77% Of Suspected Infant Killers In South Korea Are In Their Teens And 20s
KEY POINTS
- The number of female infanticide suspects caught by police over the past nine years exceeded male suspects
- A South Korean woman allegedly confessed to killing her two newborns and storing their bodies in a freezer
- The dead babies were found after authorities launched an investigation into over 2,000 undocumented babies
A majority of the infanticide suspects caught by police in South Korea over the past decade were young people, a lawmaker said Sunday.
Rep. Jung Woo-taek of the ruling People Power Party said, citing data from the National Police Agency, that teens and people in their 20s accounted for 77% of the total suspects, the Korea Herald reported.
Of the 86 people accused of killing young children between 2013 and 2021, 44%, or 38 suspects, were in their 20s, while 34%, or 29 suspects, were aged 14 to 19.
Those in their 30s comprised 19% of the suspects, while those aged 41 to 50 accounted for 3%.
The number of female infanticide suspects far exceeded that of male suspects, according to the lawmaker. Police data showed that 78 of the suspects were female and only eight were male.

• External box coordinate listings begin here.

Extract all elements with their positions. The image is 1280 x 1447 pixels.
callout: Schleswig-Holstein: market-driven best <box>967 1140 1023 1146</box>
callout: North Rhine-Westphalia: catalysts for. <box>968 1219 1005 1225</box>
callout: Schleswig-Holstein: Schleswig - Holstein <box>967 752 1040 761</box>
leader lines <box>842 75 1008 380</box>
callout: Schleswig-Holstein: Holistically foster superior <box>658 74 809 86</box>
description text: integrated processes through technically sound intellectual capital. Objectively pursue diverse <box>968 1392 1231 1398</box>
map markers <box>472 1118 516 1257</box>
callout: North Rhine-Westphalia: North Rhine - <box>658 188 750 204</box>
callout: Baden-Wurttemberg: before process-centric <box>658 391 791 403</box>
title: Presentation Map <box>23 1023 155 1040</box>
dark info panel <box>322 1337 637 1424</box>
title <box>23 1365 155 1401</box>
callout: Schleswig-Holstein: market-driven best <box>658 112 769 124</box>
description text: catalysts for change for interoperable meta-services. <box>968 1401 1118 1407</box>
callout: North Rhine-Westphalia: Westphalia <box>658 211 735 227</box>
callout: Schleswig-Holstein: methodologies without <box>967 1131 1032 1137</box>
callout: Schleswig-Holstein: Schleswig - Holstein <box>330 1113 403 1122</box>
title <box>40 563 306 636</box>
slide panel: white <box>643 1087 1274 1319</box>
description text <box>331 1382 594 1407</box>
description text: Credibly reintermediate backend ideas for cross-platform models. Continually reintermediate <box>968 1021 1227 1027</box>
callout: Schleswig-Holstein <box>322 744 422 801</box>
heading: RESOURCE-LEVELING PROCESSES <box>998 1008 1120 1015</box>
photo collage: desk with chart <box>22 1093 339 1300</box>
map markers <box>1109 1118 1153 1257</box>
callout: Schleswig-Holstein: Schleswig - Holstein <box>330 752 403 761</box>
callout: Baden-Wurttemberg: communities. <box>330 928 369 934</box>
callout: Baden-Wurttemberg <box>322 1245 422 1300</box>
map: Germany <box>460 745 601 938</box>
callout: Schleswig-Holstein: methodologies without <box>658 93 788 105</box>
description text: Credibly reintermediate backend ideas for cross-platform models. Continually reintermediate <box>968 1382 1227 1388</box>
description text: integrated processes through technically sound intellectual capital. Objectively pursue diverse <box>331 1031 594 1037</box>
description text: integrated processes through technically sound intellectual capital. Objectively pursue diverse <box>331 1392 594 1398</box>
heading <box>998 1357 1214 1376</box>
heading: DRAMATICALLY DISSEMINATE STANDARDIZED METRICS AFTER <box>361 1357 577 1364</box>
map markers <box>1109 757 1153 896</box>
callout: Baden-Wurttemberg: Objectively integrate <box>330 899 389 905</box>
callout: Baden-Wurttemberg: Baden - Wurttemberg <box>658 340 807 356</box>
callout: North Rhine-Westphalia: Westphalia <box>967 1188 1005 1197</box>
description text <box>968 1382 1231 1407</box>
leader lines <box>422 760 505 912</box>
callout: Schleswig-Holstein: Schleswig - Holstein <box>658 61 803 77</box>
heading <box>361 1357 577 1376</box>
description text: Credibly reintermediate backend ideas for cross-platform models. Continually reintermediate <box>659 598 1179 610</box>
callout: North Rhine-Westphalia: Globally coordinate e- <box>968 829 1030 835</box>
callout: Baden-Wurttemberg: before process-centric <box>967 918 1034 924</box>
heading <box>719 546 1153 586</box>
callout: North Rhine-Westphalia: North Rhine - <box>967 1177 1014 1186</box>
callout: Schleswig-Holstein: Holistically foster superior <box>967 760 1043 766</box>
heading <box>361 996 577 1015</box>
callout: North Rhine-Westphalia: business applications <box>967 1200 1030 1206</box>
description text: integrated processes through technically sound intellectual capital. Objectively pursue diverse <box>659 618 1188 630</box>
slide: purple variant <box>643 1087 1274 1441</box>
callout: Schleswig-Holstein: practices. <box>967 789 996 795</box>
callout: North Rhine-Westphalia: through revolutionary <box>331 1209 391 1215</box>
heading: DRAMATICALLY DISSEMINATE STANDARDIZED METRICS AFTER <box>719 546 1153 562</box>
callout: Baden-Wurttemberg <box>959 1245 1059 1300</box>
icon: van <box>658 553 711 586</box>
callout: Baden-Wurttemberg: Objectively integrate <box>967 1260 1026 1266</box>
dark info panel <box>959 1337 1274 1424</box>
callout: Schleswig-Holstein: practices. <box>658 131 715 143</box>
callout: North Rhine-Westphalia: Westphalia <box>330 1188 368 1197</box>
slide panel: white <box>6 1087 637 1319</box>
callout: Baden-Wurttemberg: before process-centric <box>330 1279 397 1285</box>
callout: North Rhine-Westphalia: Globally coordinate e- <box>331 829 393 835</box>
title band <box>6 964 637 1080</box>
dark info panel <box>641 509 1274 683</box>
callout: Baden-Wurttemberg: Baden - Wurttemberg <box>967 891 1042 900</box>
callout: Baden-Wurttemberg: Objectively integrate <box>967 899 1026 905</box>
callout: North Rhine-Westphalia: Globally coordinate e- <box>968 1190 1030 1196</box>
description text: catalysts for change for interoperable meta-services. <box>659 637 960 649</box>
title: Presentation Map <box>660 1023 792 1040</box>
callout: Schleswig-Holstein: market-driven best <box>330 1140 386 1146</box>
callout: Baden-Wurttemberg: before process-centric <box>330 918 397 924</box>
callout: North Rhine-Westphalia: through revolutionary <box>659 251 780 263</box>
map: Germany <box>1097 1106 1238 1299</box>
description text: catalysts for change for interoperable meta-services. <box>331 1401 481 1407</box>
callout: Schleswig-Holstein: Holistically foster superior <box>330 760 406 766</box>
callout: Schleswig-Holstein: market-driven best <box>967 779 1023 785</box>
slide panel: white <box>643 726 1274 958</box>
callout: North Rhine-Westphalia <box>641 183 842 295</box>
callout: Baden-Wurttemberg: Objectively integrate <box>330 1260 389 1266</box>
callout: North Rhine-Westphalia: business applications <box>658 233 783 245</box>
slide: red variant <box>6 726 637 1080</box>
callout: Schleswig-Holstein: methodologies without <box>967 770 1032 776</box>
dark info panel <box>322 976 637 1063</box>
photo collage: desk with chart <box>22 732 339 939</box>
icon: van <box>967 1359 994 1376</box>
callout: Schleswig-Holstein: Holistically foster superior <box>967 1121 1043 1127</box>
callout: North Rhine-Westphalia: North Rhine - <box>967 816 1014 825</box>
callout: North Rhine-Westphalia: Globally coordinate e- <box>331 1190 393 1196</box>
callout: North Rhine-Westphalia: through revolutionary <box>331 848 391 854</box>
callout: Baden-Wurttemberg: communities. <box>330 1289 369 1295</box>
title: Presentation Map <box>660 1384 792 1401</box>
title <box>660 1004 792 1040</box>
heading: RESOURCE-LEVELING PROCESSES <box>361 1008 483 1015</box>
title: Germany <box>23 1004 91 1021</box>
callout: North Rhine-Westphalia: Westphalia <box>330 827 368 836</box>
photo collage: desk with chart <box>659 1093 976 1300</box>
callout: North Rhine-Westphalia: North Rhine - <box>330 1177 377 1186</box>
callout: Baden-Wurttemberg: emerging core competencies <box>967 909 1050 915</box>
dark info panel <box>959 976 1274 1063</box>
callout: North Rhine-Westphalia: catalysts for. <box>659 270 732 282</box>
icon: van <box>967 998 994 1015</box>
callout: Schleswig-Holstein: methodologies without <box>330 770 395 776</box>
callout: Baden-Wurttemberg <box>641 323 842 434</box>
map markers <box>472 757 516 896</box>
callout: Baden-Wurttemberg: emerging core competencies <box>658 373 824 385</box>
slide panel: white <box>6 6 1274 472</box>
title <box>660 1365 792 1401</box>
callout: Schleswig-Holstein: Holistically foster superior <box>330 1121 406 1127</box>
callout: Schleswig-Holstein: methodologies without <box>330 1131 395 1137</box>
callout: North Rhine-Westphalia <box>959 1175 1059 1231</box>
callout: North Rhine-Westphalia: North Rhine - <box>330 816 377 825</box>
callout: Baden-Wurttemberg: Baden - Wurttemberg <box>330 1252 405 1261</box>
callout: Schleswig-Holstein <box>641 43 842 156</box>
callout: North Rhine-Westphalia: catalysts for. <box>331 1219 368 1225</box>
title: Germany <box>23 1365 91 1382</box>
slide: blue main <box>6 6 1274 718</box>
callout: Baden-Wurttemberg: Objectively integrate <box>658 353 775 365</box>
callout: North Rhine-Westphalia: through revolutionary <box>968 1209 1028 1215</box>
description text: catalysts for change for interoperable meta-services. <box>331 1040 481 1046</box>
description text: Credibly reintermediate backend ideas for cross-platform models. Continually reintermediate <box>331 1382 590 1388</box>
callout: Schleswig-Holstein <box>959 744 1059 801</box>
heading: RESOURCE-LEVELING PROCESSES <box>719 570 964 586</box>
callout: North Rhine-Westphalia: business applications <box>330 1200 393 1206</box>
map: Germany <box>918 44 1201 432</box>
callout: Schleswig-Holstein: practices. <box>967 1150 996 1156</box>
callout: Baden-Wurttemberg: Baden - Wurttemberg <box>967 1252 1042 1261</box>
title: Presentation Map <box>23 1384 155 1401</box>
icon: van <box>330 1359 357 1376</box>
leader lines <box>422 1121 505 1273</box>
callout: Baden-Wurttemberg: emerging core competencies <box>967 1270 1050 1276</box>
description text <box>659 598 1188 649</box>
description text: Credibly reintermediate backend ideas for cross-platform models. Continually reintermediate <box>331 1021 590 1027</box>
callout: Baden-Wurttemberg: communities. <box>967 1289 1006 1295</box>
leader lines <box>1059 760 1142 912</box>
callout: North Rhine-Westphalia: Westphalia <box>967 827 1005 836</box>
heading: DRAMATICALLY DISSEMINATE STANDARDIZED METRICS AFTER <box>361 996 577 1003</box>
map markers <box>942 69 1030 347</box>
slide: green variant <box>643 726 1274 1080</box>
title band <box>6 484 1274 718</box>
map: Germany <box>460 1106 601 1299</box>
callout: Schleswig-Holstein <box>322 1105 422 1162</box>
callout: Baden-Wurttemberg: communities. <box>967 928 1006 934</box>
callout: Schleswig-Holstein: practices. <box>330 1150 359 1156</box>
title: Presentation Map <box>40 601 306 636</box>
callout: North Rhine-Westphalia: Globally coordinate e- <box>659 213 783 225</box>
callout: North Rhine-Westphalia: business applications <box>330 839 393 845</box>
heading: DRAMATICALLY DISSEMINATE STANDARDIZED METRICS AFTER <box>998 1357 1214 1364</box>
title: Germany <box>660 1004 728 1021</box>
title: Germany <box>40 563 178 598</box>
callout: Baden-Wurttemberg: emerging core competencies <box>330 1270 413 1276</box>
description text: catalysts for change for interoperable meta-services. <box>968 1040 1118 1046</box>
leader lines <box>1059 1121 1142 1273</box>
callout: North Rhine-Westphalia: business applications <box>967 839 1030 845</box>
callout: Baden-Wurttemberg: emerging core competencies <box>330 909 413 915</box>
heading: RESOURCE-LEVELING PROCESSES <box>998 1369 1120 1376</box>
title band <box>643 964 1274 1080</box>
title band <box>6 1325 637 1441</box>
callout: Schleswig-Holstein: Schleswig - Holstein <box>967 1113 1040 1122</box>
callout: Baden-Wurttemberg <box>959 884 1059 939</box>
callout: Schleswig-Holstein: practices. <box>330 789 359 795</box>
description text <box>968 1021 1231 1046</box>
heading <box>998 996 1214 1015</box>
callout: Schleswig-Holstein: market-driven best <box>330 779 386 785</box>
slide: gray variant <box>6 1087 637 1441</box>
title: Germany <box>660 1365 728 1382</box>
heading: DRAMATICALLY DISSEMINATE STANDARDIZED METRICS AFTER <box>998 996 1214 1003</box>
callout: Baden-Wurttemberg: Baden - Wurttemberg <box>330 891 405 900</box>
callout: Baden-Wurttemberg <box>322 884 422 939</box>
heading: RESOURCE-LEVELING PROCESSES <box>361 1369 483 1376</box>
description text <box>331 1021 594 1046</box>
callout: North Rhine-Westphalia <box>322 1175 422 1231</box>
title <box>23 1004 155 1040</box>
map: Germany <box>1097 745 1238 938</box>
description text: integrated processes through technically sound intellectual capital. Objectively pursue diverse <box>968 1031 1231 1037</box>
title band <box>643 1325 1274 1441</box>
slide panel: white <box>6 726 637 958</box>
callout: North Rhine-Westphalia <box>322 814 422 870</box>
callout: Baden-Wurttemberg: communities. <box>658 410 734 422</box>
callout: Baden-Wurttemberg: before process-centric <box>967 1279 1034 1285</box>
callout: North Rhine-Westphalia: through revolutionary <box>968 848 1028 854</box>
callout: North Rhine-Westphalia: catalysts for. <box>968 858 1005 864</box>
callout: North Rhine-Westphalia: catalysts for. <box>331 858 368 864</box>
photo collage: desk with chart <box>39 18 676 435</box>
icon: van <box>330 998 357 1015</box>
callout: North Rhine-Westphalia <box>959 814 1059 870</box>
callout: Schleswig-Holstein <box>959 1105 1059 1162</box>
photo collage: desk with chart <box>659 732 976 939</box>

Meanwhile, of the 361 people accused of child abandonment during the same period, 73 suspects were aged 20 or under, while 140 were in their 20s. This means young people accounted for 59% of the total child abandonment suspects in the country between 2013 and 2021.
Jung said that unexpected pregnancies at a young age were the reason behind the higher number of infanticide and child abandonment suspects in the younger groups.
Last month, South Korean police requested an arrest warrant for a woman who allegedly confessed to strangling her two newborns to death soon after they were born in 2018 and 2019 and then hiding their bodies in her freezer for years, CNN reported.
An official with the Gyeonggi Nambu Provincial Police told the outlet that the unidentified woman, who is in her 30s, confessed to killing the babies, blaming "economic difficulties" while raising her three older children.
"I thought it would be difficult to raise them because we were having financial difficulties and I couldn't afford an abortion, so I killed them immediately after giving birth," the mother told police, according to Yonhap News Agency.
She also said that she told her husband she had aborted them.
Authorities discovered the two dead babies after they found in a government audit that the total reported number of infants born in hospitals did not match the local registrations that must be made a month after birth in order for parents to have access to public healthcare and childcare services, the South China Morning Post reported.
They found that from 2015 to 2022, there were 2,236 babies who were born in a hospital but were not registered.
They picked 23 random cases, or about 1% of the total number of undocumented babies, and asked local officials to check on their well-being, South Korea's Board of Audit and Inspection (BAI) said.
"This serious murder case was uncovered in a mere 1% blind sampling. Therefore, we are considering looking into all" the 2,236 unregistered infants, a BAI official was quoted as saying by Yonhap.
Of the 21 remaining babies inspected, one died of malnutrition 70 days after birth, another was put in an orphanage, and a third was allegedly adopted by unidentified foster parents.
Police are investigating the last case as a suspected murder, per BAI.